Port Polska’nın Avrupa’ya açılan bir kapı ve aynı zamanda bölgenin en büyük ve en stratejik ulaştırma merkezlerinden biri olması öngörülüyor.
Polonya'nın uzun süredir planlanan mega havalimanının 2032'de 'Port Polska' adıyla açılması planlanıyor.
Varşova ile daha küçük bir kent olan Lodz arasında yer alan ulaşım merkezi, yılda 40 milyon yolcu ağırlamayı hedefliyor. Bu da onu Londra Heathrow ve İstanbul gibi havalimanlarıyla aynı lige taşıyor.
Proje 2017'de onaylandı, ancak önceki hükümeti ilgilendiren bir yolsuzluk skandalı nedeniyle ilerleme sekteye uğradı.
2023'te seçilen Polonya Başbakanı Donald Tusk, projeye "temiz bir başlangıç" yapma sözü verdi.
Daha önce havalimanının ülke genelinde ve ötesinde seyahati bütünüyle dönüştüreceğini söylemişti.
Bölgenin en büyük ulaşım merkezi
Port Polska, Avrupa'ya açılan bir kapı ve bölgenin en büyük ulaşım merkezlerinden biri olarak tasarlanıyor.
Yetkililer, 2026'da başlayacak inşaat için 131 milyar Polonya zlotisi (30 milyar euro) ayırdı.
Mega havalimanı, bölgedeki seyahat için oyunun kurallarını değiştirecek bir hamle olarak görülüyor. Uçuşlar başlıca uluslararası destinasyonlara bağlanacak. Yüksek hızlı tren hizmetleri ise Krakow, Gdansk ve Wrocław gibi kilit şehirlere uçmak istemeyen yolculara bir seçenek sunacak.
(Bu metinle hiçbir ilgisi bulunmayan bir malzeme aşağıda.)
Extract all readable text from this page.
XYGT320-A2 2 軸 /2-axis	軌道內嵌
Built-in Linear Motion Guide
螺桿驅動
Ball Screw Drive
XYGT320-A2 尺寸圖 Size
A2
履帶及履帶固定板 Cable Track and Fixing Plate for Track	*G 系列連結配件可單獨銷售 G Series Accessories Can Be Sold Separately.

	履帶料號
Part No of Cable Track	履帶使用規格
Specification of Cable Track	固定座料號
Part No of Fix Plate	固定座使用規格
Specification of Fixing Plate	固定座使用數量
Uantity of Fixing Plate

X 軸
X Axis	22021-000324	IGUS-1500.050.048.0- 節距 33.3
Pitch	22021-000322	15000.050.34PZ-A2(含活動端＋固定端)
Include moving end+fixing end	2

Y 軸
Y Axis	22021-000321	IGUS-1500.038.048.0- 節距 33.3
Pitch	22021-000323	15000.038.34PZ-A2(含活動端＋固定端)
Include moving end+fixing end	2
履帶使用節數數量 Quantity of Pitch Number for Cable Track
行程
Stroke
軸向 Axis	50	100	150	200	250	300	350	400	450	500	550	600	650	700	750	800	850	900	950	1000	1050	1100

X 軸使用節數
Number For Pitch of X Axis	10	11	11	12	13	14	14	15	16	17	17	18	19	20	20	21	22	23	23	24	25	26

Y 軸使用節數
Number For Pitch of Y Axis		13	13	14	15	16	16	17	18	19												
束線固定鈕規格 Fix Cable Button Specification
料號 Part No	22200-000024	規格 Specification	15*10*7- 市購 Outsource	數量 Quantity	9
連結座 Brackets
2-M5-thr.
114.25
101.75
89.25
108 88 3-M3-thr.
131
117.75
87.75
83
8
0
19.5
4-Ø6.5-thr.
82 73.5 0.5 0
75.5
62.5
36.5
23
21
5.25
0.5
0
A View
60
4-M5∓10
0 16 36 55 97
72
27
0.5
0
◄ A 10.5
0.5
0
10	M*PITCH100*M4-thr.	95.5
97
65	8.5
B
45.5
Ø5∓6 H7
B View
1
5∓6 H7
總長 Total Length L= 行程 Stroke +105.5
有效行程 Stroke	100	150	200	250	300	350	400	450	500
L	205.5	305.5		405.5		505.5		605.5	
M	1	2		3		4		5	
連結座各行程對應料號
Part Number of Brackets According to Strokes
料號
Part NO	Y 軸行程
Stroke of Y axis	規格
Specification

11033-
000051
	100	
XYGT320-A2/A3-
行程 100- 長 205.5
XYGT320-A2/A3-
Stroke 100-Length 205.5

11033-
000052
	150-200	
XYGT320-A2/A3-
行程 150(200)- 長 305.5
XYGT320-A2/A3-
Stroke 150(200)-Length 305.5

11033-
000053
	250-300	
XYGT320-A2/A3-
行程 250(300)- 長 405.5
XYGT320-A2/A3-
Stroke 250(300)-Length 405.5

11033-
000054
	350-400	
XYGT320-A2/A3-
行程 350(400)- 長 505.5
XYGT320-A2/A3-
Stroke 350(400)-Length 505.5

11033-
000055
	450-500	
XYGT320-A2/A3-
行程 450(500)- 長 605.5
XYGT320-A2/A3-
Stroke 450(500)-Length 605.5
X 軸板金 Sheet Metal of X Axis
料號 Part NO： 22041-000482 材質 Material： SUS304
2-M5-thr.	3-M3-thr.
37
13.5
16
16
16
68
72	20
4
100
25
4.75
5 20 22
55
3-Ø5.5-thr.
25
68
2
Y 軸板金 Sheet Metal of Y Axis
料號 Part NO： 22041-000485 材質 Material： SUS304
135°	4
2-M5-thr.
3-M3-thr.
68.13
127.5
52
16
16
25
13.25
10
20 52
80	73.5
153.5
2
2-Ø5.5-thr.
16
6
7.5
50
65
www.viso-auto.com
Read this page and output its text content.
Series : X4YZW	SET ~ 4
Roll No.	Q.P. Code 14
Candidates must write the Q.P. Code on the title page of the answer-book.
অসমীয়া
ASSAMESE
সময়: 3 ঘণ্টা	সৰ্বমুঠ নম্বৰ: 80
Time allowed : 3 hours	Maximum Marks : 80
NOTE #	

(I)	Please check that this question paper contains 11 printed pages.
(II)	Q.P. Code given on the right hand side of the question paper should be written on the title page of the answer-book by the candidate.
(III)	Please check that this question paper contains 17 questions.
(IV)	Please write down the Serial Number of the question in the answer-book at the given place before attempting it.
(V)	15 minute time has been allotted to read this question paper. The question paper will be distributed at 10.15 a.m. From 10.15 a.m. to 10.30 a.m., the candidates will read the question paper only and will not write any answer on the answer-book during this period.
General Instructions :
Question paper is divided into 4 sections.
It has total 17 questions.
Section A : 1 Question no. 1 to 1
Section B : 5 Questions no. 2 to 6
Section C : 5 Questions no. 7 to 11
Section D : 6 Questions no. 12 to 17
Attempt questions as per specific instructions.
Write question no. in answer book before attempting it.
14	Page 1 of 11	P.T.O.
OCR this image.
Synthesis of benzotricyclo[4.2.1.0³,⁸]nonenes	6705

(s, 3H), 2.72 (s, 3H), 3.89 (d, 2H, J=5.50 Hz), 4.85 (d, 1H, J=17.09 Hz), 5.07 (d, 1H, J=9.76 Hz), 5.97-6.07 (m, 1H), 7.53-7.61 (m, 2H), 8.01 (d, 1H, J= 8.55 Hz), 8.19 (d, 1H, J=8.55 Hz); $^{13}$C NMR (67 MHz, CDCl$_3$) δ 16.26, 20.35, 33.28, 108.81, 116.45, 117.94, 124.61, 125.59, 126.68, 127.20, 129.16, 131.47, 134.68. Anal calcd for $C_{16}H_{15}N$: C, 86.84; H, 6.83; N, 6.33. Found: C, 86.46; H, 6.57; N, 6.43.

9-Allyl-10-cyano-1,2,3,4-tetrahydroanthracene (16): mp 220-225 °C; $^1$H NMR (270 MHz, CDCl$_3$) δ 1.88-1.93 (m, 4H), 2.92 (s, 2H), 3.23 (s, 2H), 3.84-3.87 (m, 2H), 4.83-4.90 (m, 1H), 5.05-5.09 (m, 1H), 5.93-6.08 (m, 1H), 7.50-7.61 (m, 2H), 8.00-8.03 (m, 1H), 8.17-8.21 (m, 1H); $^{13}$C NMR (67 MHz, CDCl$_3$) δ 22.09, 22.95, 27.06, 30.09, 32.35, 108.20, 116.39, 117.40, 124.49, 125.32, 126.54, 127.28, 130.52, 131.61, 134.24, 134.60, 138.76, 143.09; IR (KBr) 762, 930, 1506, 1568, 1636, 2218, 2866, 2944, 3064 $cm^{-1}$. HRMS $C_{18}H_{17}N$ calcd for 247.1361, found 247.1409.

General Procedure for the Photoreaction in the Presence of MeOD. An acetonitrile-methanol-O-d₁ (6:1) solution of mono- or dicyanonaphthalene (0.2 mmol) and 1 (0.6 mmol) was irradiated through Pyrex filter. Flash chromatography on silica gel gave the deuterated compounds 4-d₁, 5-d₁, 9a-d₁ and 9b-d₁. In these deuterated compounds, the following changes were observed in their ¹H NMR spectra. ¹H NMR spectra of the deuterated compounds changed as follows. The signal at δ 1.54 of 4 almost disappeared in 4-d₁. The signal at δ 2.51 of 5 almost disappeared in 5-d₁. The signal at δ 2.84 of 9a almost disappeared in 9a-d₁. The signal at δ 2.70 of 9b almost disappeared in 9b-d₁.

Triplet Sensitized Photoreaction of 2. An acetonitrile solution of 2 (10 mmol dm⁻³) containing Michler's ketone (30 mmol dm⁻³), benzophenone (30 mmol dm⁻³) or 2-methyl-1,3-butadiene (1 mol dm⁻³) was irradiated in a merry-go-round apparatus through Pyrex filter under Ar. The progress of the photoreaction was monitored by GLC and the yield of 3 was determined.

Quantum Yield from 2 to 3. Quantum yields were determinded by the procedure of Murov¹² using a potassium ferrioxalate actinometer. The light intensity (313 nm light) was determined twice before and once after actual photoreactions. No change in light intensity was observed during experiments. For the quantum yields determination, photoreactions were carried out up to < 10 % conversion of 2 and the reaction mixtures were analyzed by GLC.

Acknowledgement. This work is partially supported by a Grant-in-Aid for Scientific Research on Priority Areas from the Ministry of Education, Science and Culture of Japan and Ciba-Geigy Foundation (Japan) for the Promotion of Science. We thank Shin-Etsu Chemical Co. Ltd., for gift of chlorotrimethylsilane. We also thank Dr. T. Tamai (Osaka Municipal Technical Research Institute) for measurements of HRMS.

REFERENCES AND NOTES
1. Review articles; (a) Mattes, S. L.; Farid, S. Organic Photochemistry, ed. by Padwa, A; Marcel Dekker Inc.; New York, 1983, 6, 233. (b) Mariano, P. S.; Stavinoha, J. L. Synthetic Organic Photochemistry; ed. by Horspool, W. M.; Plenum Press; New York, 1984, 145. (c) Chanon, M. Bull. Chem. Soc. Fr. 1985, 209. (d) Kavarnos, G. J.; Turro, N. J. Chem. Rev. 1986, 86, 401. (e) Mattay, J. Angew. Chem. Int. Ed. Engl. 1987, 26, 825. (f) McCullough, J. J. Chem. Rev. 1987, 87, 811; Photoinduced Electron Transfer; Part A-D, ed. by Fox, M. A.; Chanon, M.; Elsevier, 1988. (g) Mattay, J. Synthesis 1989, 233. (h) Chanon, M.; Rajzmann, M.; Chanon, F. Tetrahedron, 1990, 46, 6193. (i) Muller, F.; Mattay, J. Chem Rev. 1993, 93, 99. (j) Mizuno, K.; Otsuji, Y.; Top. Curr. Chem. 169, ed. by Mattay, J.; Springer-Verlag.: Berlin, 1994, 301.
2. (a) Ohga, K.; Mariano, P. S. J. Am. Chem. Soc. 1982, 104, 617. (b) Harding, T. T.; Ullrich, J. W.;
Yolcuların yaklaşık yüzde 40'ının, özellikle Varşova'dan, trenle havalimanına gelmesi bekleniyor. Yolculuk yaklaşık 20 dakika sürecek. Ayrıca ülkenin geri kalanına bağlanan bir otoyol sistemi de olacak.
Tusk geçen hafta yaptığı açıklamada, "Dünyanın dört bir yanından, 7/24 uçaklar; bölgenin en büyük ulaşım merkezi; Avrupa'nın en hızlı demiryolu ağı... İşte biz bunu inşa ediyoruz," dedi.
Ayrıca projenin "temiz bir başlangıç" hak ettiğini söyledi. İlk adı Centralny Port Komunikacyjny (CPK) olan havalimanı, yolsuzluk iddialarıyla ilişkilendiriliyordu.
Yeni ulaşım merkezi nasıl görünecek?
2 bin 585 hektarlık geniş bir arazi için inşaat onayı verildi. Havalimanı yaklaşık 4 bin metre uzunluğunda iki paralel pistle açılacak. Daha sonra üçüncü ve muhtemelen dördüncü bir pistin eklenmesi bekleniyor.
Pistlerin bitişiğinde bir yolcu terminali ve tren istasyonu bulunacak.
Ulaşım merkezinin tasarımı, İngiliz mimarlık stüdyosu Foster + Partners tarafından yürütülüyor.
Terminalin kara tarafında, bol yeşillikle canlanan ve doğal ışıkla dolan bir aktarma meydanı planlıyorlar.
Bu alan, hava, demiryolu ve karayolu olmak üzere üç ana ulaşım türünü bir araya getirecek ve insanların yola çıkmadan önce ya da misafirlerini karşılamayı beklerken buluşabileceği bir mekan işlevi görecek.